WASHINGTON — Comptroller of the Currency Thomas J. Curry issued the following statement today regarding the interagency capital rule, which the Federal Reserve Board approved today. Mr. Curry said he intends to sign the rule next week.
In finalizing the new capital rules, the federal banking agencies are taking an important step to protect the banking system from future financial crises. I’m pleased that we were able to agree on a rulemaking that not only improves the quantity and quality of capital for banks of all sizes, but does so in a way that minimizes the burden on community banks. The final rule, which I intend to sign next week, incorporates a number of changes designed specifically to ease unnecessary burden on community banks and to respond to the many concerns we heard from them and others through our comment process while preserving the benefits to the financial system that come from higher quality and quantity of capital.
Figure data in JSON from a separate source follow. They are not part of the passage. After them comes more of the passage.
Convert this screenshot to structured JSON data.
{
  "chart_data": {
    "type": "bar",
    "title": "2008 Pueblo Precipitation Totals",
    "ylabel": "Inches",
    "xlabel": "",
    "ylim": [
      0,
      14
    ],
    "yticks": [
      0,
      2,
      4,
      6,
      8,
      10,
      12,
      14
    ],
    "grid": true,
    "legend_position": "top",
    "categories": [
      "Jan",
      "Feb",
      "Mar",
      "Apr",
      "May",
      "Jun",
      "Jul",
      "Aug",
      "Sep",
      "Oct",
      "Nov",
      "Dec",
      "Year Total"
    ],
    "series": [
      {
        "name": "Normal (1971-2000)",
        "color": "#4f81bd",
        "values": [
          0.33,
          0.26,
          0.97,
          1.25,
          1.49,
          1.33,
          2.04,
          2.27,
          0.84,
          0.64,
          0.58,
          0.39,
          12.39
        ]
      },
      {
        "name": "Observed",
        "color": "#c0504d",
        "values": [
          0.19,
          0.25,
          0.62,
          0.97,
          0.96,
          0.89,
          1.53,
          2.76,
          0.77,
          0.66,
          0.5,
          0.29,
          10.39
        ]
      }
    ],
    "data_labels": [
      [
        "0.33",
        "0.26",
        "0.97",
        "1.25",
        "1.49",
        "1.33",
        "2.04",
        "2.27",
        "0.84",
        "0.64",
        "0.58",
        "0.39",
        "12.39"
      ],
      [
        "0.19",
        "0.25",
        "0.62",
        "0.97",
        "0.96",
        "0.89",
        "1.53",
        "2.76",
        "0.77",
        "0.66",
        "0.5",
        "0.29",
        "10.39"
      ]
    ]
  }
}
When we issued our proposals, one area that we highlighted for comment was whether the proposed treatment of Accumulated Other Comprehensive Income, or AOCI, would create unnecessary and harmful regulatory capital volatility for small banks and thrifts with holdings of available-for-sale (AFS) investment securities that are often in the form of Treasuries or other high-quality debt. We heard the concerns voiced by many small banks that the inclusion of unrealized gains and losses on AFS debt securities could result in large and volatile changes in capital levels that would be difficult and expensive for small banks to manage or hedge. The final rule gives these institutions an opportunity to opt out of this requirement, which I believe will prove very helpful for small institutions that buy securities as investments rather than as trading vehicles.
A second area of concern had been the treatment of residential mortgages. The proposed changes would have been disruptive for many small institutions, and so I’m very pleased that we agreed to continue to apply existing risk-based capital standards, including a 50 percent risk weight for prudently underwritten first-lien mortgages that are not past due.
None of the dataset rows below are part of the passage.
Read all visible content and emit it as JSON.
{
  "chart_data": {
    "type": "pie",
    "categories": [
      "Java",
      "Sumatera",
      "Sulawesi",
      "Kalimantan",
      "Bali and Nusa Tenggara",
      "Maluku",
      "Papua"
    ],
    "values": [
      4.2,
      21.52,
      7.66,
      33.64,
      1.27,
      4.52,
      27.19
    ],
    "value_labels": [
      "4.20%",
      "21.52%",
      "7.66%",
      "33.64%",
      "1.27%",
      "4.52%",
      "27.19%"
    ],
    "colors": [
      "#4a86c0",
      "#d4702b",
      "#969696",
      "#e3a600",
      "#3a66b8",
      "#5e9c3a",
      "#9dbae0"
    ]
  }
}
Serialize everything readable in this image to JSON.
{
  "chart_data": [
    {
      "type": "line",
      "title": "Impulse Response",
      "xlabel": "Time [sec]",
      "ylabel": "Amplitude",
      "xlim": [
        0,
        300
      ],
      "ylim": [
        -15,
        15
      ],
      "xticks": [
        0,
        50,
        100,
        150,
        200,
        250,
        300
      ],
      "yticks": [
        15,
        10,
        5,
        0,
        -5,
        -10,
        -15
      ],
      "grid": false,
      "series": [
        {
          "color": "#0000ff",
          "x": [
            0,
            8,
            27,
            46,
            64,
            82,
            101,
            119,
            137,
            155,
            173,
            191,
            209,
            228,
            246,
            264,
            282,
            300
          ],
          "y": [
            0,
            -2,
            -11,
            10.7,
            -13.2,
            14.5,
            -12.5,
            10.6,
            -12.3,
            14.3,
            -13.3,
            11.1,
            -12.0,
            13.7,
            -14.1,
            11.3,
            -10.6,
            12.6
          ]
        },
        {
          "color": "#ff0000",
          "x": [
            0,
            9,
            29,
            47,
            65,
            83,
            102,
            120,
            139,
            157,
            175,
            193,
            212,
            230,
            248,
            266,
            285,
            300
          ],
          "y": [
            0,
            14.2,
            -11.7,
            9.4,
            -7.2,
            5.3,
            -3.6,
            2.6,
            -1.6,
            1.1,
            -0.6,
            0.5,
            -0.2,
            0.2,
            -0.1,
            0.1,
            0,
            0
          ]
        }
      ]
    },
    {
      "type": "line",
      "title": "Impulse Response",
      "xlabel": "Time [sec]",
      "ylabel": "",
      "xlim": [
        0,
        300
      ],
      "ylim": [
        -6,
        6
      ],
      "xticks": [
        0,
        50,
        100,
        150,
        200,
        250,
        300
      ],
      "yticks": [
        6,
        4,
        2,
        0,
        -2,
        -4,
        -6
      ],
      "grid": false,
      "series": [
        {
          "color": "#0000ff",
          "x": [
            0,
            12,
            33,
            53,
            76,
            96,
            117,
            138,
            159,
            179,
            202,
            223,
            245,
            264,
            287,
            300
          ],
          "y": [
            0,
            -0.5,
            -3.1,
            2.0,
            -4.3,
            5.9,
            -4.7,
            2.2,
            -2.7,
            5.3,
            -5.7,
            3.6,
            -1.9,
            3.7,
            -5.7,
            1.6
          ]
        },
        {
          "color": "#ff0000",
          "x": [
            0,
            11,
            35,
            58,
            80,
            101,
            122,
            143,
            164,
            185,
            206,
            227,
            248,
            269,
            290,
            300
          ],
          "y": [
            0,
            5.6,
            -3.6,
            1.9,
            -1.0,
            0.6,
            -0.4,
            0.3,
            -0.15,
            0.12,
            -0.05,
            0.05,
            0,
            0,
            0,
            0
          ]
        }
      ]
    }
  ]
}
A third area of concern involved the treatment of Trust Preferred Securities, or TRuPS. The proposed changes would have phased-out TruPS and cumulative perpetual preferred stock from Tier 1 capital. The final rule exempts small depository institution holding companies from this requirement. Subject to similar limits as in the current risk-based capital rules, capital instruments issued by these institutions prior to May 2010 that are currently in Tier 1 capital, including TruPS, are grandfathered.
Finally, we agreed that smaller institutions would have an extra year to implement these new requirements. For large internationally active banks subject to the advanced approaches provisions, the rule will be effective on January 1, 2014. Other institutions will begin applying the rules on January 1, 2015.
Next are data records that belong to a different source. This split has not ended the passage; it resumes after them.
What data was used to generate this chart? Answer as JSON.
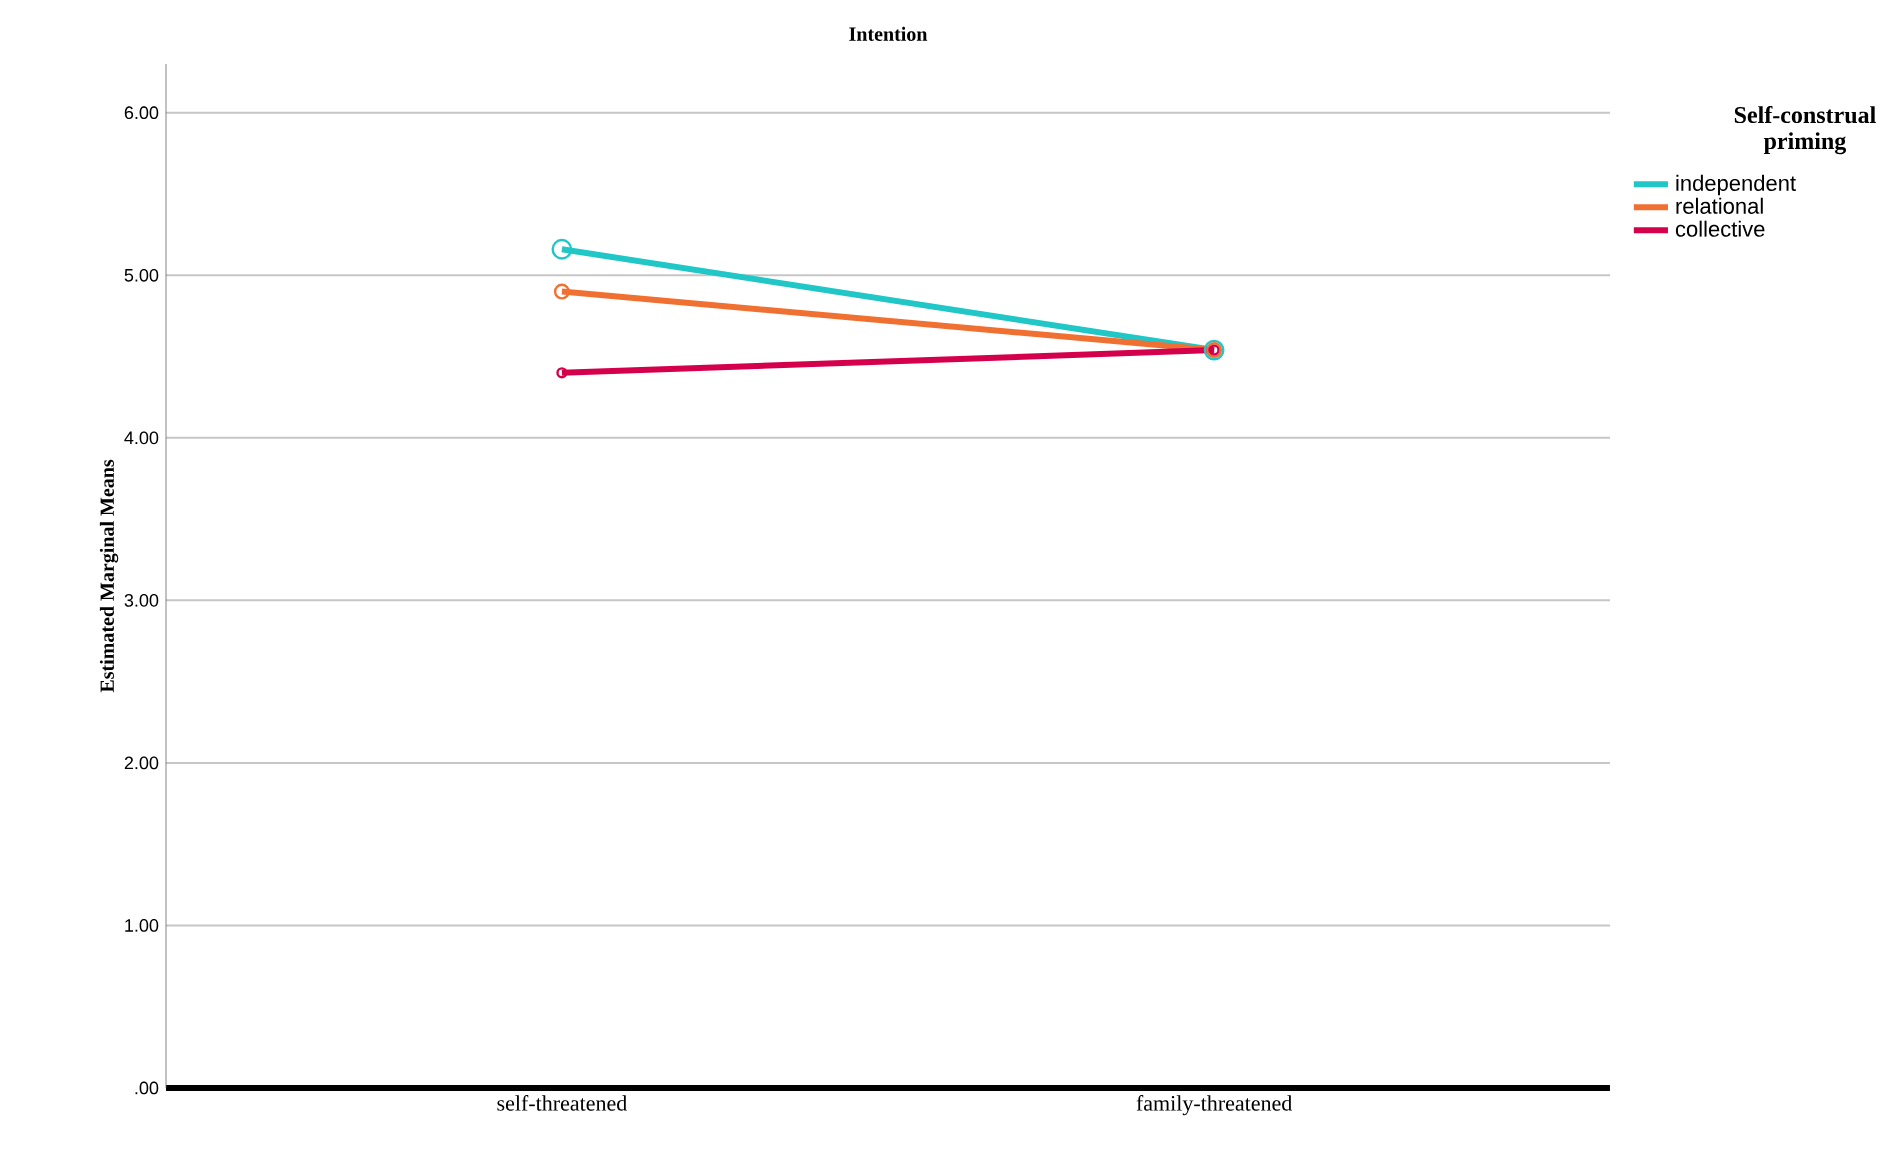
{
  "chart_data": {
    "type": "line",
    "title": "Intention",
    "ylabel": "Estimated Marginal Means",
    "legend_title": "Self-construal priming",
    "categories": [
      "self-threatened",
      "family-threatened"
    ],
    "series": [
      {
        "name": "independent",
        "color": "#21c6c6",
        "values": [
          5.16,
          4.54
        ]
      },
      {
        "name": "relational",
        "color": "#f07032",
        "values": [
          4.9,
          4.54
        ]
      },
      {
        "name": "collective",
        "color": "#d4004c",
        "values": [
          4.4,
          4.54
        ]
      }
    ],
    "ylim": [
      0,
      6.3
    ],
    "yticks": [
      {
        "value": 0,
        "label": ".00"
      },
      {
        "value": 1,
        "label": "1.00"
      },
      {
        "value": 2,
        "label": "2.00"
      },
      {
        "value": 3,
        "label": "3.00"
      },
      {
        "value": 4,
        "label": "4.00"
      },
      {
        "value": 5,
        "label": "5.00"
      },
      {
        "value": 6,
        "label": "6.00"
      }
    ],
    "grid": "y",
    "legend": "top right",
    "marker": "circle",
    "line_style": "solid"
  }
}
I think those are important accommodations, and it is entirely appropriate that they apply to the community banks and thrifts that had nothing to do with bringing on the crisis.
Still, there are a number of other provisions that will apply to all banks and thrifts, and that is also appropriate. The new rule calls for higher levels of capital and requires that banks and thrifts maintain higher levels of common equity as part of that capital. This Common Equity Tier 1 capital is better able to absorb losses than other forms of capital, and it will go a long way toward maintaining confidence in our banks during future periods of economic stress. In addition to the requirement for a 4.5 percent Common Equity Tier 1 capital ratio, banks and thrifts will be required to maintain a 2.5 percent capital buffer, also composed of Common Equity Tier 1. Institutions that fall below that level will be subject to increasingly stringent restrictions on their ability to pay dividends. Similarly, the final rule includes provisions that will strengthen capital requirements for areas that were a significant source of risk during the financial crisis, including securitizations and the calculations for counterparty exposures used by Advanced Approaches banks.
Getting to this final rule has not been an easy process. It required a lot of hard work on the part of many people at the three federal banking agencies, and it certainly benefitted from the significant input and effort provided by a multitude of commenters. But it has been worth it. These new capital standards will go a long way to shoring up the banking system against future financial shocks and shielding the American taxpayer from ever again having to rescue some of the largest financial institutions in times of economic stress.